Optimizing Orlando: An Interview with Rosa Akhtarkhavari, Chief Information Officer, City of Orlando
Source: Smart Cities Connect on June 6, 2017 | Chelsea Collier
Orlando’s Chief Information Officer (CIO), Rosa Akhtarkhavari, wants to save lives using connected technology. And as more urban areas across the globe are utilizing data collected from sensors, cameras and devices to become smart cities, Akhtarkhavari and the City of Orlando are working hard to build a smarter Orlando.
A smart city improves the efficiency of city operations and the quality of life for its citizens while growing the local economy thanks to data-driven insights. A recent Wall Street Journal lists “the growth of cloud computing; new developments in machine learning; the Internet of Things; and the widespread use of smartphone apps and mobile devices” as key drivers of the smart city movement.
Every city must balance the responsibility of providing services to residents and planning for an unknown future. But what makes Orlando unique is that they have already done the hard work. To date, Orlando has replaced legacy applications with optimized solutions, invested in wireless infrastructure, re-engineered business processes and built relationships between departments to empower agile planning and data-informed responses.
Under Mayor Dyer’s direction, Orlando’s goal to become one of the world’s most “open,” intelligent, interconnected and efficient cities is well underway, with the city leveraging its position as an international destination to showcase smart city initiatives and practices.
Orlando’s use of advanced technologies to improve public safety signals is a key example. The initiative is in the final pre-rollout stages and will equip those on the front lines – law enforcement officers and emergency responders – with body cameras backed up by video surveillance footage, all of which is connected to a central command station. Thanks to edge analytics partnerships, including a robust communications infrastructure and engaged social media platforms, city responders will be able to receive immediate information to help them make decisions fast. Benefits will also stretch to emergencies and disasters situations, in addition to more routine items like optimizing routing and making fire permitting and inspections appointments.
Akhtarkhavari and her team are also placing emphasis on partnerships both within the city and the private sector, resulting in data-driven decisions made in real time that provide first responders with immediate and accurate information that can have life-changing impacts.
“Our public safety officers want reliable information. It is our job to get it to them quickly so they can do their best job,” says Akhtarkhavari. “We have great relationships between our departments.

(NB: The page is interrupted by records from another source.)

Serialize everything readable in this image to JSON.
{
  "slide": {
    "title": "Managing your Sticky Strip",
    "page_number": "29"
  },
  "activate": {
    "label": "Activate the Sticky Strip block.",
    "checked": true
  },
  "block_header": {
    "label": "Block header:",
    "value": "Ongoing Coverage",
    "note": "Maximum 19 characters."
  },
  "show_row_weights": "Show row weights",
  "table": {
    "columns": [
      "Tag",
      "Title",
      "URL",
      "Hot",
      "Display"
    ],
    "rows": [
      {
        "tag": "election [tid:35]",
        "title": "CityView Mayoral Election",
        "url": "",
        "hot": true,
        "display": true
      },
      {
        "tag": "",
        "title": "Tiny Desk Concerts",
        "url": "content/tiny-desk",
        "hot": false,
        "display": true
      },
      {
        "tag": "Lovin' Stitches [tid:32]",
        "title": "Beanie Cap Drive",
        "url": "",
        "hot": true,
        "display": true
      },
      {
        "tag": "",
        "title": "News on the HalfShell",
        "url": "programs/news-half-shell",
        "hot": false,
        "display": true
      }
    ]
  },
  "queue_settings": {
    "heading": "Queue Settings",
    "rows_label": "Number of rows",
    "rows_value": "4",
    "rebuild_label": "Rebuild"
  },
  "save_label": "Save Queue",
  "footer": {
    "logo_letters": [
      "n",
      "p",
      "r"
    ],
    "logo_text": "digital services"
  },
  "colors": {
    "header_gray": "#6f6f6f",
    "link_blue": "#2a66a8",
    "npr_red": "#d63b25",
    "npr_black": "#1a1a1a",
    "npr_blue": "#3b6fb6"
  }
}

We aren’t order takers, we are partners and work together to provide value.”
With the incredible volume of data collected, Akhtarkhavari is vigilant about collaborating with utility and communication companies to ensure technology solutions have power and connectivity. Part of this entails deployment of small cells to relieve wireless network congestion, which is critical given the amount of data being collected and streamed. And if this expansion continues, Orlando will be on track to power even smarter city solutions.
Akhtarkhavari prioritizes systems and solutions that are secure, scalable and sustainable, and ultimately align with the Smart Orlando vision. She states, “By embedding technology in all aspects of the City, we can streamline operations and share data across business functions to increase the efficiency and accuracy of our service delivery. Using a data-driven approach helps us produce pertinent information while also keeping in mind the interlinked relation between systems and infrastructure.”

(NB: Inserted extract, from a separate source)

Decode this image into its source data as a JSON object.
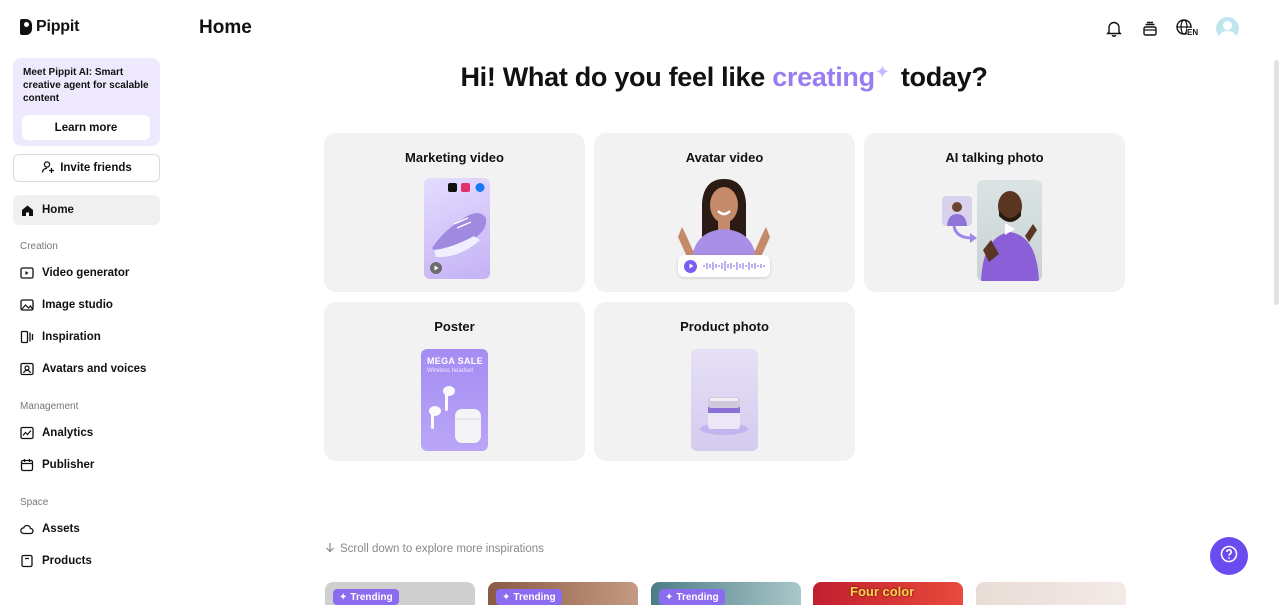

The end goal? Delivering positive user experiences to both city personnel and the public, including residents and more than 66 million annual visitors.
While success in Orlando continues to grow, the lead-up was a long time in the making. “Teamwork is required to develop a smart city vision and execute it,” recommends Akhtarkhavari to fellow city planners. “It is important to align city leadership and sponsorship and communication. The more a team is aware of the plan and its progress, the more value they are able to deliver.”
Akhtarkhavari also recommends cities utilize an opportunistic vision, like Orlando’s, in making the most out of every initiative and project. “Identify your city’s strengths, opportunities and possible areas of improvement. Create a plan to manage risks by balancing operations, security and a respect for privacy. And then you deliver results.”
There is a tide of innovation sweeping through Orlando, thanks to leaders like Mayor Dyer and Akhtarkhavari. Residents of “The City Beautiful” should stay engaged because a smarter, more connected and more responsive Orlando is emerging.